Pourquoi est-ce si important d’interroger aussi des hommes dans ce documentaire? 

Ce n’est pas uniquement une histoire de femmes. Des hommes ont aussi été traumatisés par son comportement. Il est très effrayant. Il est massif, énorme, lourd. Sa présence physique était intimidante. Certains n’ont pas voulu répondre, par peur d’être associés à lui. Je voulais travailler avec beaucoup de femmes, mais plusieurs membres de l’équipe étaient des hommes. C’était important qu’ils entendent ces histoires. Certains en ont presque pleuré tellement ils étaient choqués par ce qu’ils entendaient. 

Est-ce qu’il faut arrêter de regarder les films de Miramax et de la Weinstein Company? 

Non.
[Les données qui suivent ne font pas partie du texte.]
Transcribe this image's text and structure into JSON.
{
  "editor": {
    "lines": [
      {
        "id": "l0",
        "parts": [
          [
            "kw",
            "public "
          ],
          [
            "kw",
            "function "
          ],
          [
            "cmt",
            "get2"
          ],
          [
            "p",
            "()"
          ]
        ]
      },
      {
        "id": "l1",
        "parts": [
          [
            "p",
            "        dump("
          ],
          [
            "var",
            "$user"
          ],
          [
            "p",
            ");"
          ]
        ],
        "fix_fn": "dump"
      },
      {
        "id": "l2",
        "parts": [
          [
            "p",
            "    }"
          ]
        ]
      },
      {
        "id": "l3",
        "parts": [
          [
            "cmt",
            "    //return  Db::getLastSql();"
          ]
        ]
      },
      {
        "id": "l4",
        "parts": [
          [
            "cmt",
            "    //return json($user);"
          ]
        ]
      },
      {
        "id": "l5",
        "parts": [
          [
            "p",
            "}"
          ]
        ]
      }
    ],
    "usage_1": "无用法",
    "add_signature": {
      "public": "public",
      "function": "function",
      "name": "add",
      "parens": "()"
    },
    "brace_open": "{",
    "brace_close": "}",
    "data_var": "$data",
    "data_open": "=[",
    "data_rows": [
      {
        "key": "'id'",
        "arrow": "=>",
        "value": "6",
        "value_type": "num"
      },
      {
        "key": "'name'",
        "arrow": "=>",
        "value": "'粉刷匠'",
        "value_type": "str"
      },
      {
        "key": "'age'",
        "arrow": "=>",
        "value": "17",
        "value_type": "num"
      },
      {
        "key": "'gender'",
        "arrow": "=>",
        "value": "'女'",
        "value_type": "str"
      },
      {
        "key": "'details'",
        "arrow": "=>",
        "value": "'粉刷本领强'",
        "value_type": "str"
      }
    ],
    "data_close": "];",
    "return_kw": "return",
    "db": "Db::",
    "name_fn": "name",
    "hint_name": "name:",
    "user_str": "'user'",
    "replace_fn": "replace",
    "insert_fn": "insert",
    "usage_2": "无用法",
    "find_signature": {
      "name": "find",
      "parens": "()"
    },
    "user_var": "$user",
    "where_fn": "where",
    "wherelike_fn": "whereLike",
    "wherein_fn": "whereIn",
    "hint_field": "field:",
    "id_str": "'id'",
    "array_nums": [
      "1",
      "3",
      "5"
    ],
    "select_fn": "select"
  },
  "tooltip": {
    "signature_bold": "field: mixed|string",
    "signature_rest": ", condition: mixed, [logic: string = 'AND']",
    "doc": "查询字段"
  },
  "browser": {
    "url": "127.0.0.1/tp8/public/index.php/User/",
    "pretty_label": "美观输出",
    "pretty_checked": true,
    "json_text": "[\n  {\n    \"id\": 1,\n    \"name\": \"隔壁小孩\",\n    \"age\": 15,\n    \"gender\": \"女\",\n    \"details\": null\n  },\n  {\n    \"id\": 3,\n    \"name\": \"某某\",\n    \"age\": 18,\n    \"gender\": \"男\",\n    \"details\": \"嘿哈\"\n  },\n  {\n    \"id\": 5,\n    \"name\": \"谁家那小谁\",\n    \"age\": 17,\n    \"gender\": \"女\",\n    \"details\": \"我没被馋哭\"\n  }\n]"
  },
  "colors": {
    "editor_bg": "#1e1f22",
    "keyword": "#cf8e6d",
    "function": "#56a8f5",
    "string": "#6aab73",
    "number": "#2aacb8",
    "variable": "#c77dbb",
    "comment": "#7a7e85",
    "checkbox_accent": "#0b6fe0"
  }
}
Weinstein n’en est pas le réalisateur, mais le producteur ou le producteur exécutif. Peut-être que lorsque vous regardez ces films il est important de penser au contexte. Pour les films où certaines actrices déclarent avoir été abusées pendant le tournage, c’est difficile: vous devez faire votre jugement. On parle de tant de réalisateurs, d’acteurs, d’actrices, de compositeurs, de décorateurs talentueux. C’est leur accomplissement, pas celui de Weinstein. C’est donc différent des affaires Michael Jackson, R. Kelly ou Polanski. Weinstein a d’ailleurs toujours été un grand défenseur de Polanski.

Plusieurs œuvres de fiction autour de Weinstein voient le jour. Il y a eu une pièce de David Mamet et il y aura bientôt un film d’horreur de Brian de Palma et un film sur les journalistes du New York Times

C’est important. La fiction permet de comprendre ces histoires. J’ai moi-même pensé au début de mon documentaire à La Belle et la Bête. C’est ce genre d’histoire: un mélange entre film d’horreur et conte de fée.